Member of the Congress of Deputies for Barcelona
- In office 27 March 1996 – 29 July 1996
- Succeeded by: Salvador Sanz Palacio [es]
- In office 9 September 1980 – 29 June 1993
- Preceded by: Joan Rigol

Personal details
- Born: Josep María Trías de Bes i Serra 19 November 1944 Madrid, Spain
- Died: 10 September 2026 (aged 81) Barcelona, Spain
- Party: CDC (1979–1995) PP (1995–2009) UPyD (2009–2020)
- Education: University of Barcelona
- Occupation: Lawyer

= Josep María Trías de Bes =

Spanish politician (1944–2026)

Josep María Trías de Bes i Serra (19 November 1944 – 10 September 2026) was a Spanish politician of the Democratic Convergence of Catalonia (CDC) and the People's Party.

==Life and career==
Born in Madrid on 19 November 1944, Trías de Bes was the grandson of fellow politician Josep Maria Trias de Bes i Giró.
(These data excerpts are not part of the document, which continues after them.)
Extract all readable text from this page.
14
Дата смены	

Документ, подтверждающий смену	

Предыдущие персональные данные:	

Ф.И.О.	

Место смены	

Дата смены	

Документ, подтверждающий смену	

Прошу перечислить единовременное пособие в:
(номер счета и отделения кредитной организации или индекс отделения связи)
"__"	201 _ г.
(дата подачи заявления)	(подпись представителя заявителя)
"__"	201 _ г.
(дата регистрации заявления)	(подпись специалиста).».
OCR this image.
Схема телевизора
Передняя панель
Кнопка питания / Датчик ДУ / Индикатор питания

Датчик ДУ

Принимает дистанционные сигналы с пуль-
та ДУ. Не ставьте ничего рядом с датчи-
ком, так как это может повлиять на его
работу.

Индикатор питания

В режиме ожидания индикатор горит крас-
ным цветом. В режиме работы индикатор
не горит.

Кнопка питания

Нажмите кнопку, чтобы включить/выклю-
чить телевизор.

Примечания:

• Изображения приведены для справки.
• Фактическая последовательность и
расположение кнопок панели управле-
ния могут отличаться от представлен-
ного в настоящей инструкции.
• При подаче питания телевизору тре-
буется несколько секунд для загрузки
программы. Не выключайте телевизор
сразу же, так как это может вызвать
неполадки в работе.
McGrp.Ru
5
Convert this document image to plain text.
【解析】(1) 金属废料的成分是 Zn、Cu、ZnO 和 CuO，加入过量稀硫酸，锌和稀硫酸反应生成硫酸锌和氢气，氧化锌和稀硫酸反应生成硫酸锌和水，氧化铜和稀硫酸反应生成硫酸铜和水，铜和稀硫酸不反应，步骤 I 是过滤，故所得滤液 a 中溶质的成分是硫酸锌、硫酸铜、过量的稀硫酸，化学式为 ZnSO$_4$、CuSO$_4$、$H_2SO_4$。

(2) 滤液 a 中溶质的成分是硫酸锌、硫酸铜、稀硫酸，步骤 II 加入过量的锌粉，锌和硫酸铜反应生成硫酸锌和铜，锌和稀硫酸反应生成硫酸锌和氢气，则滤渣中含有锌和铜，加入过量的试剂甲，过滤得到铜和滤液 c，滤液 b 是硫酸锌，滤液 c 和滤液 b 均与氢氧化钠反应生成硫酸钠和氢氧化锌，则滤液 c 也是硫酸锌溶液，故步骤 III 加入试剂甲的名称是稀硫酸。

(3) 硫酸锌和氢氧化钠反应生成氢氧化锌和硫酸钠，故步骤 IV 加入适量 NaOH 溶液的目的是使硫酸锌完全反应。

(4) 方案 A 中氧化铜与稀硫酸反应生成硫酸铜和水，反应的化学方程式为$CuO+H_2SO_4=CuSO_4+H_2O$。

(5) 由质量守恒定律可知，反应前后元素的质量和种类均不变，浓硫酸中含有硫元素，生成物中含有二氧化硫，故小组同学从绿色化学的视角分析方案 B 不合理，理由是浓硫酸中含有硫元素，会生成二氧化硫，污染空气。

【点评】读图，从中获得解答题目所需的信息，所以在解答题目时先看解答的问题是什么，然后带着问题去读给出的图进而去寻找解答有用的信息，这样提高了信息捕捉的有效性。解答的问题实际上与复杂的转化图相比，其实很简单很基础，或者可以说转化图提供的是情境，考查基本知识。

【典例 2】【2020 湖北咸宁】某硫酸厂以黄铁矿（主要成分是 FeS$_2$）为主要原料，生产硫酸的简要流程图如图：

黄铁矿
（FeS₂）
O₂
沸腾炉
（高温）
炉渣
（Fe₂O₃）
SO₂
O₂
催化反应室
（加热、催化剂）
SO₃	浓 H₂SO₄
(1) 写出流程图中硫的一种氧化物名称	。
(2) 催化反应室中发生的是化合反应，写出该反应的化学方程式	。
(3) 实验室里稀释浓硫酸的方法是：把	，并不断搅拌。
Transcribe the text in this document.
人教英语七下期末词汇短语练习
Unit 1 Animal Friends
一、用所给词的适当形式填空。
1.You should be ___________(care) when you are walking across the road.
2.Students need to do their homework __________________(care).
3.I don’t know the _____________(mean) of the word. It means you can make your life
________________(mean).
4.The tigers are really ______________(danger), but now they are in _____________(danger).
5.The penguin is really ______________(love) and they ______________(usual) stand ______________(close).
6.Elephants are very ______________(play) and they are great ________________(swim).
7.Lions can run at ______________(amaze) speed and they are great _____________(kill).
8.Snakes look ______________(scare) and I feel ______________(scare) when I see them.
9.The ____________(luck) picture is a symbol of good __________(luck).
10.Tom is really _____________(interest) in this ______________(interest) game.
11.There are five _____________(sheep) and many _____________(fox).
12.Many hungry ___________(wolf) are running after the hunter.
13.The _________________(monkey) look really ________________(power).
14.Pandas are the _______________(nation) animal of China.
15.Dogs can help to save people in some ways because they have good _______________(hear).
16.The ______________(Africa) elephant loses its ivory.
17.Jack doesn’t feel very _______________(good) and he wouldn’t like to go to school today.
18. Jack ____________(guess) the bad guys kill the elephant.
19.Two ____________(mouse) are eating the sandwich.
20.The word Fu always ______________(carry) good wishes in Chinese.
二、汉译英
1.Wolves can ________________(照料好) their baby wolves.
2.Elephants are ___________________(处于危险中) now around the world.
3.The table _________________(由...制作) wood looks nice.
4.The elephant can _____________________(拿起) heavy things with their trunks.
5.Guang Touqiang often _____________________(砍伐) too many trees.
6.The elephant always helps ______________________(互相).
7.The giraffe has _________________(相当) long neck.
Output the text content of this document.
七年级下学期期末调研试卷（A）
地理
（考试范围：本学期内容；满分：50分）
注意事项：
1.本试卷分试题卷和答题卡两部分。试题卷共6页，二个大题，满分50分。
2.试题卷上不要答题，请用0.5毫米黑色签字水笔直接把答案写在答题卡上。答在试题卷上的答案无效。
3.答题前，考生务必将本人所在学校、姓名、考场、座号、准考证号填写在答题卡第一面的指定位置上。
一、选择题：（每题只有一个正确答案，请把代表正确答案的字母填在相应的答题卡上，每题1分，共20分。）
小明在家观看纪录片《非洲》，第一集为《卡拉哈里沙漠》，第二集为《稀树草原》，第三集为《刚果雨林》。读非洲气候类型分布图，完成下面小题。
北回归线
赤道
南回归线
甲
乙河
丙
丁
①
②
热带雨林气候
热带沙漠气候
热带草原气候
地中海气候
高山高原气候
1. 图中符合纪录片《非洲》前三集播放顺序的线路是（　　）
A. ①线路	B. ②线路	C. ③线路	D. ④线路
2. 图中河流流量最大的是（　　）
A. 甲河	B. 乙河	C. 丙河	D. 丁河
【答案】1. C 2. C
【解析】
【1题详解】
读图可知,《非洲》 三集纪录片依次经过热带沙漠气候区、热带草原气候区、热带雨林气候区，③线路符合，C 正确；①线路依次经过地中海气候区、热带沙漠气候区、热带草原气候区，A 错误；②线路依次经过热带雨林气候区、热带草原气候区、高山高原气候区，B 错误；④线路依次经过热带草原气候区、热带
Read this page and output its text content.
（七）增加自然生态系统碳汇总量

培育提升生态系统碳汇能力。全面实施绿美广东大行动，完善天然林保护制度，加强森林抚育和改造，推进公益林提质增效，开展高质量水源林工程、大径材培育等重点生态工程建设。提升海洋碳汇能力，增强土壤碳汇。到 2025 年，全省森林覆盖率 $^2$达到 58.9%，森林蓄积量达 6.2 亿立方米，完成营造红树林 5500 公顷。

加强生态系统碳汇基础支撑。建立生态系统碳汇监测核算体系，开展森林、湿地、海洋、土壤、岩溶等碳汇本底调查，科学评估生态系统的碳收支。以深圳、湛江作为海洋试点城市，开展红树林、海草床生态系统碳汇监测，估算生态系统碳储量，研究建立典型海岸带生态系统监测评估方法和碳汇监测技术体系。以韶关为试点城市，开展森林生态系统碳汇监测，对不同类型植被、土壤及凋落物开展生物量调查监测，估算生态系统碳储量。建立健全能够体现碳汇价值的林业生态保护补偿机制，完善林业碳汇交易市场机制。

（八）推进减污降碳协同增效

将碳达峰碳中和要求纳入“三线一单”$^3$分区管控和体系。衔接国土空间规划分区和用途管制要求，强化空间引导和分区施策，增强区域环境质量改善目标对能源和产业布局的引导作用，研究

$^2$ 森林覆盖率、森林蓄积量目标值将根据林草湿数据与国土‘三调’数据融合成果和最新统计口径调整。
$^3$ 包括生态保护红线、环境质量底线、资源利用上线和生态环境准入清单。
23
He studied law at the University of Barcelona and became a lawyer. He joined the CDC in 1977 and replaced Joan Rigol in the Congress of Deputies in 1980, representing the Barcelona constituency. He was fourth secretary of the Congress from 1982 to 1989 and fourth vice-president from 1989 to 1993. He announced his intention to not run for re-election in 1993 over disagreements with party leader Jordi Pujol. He officially left the CDC in 1995 after opposing the party's growing relationship with the Spanish Socialist Workers' Party. He joined the PP that September and re-entered the Congress of Deputies in 1996. However, he resigned that July and was replaced by Salvador Sanz Palacio after being named chairman of transportation company Trasmediterránea. He left the company on 22 December 1999 in the midst of an internal crisis after the government had appointed a new CEO. In 2009, he announced his departure from the PP and joined Union, Progress and Democracy (UPyD).

Trías de Bes died on 10 September 2026, at the age of 81.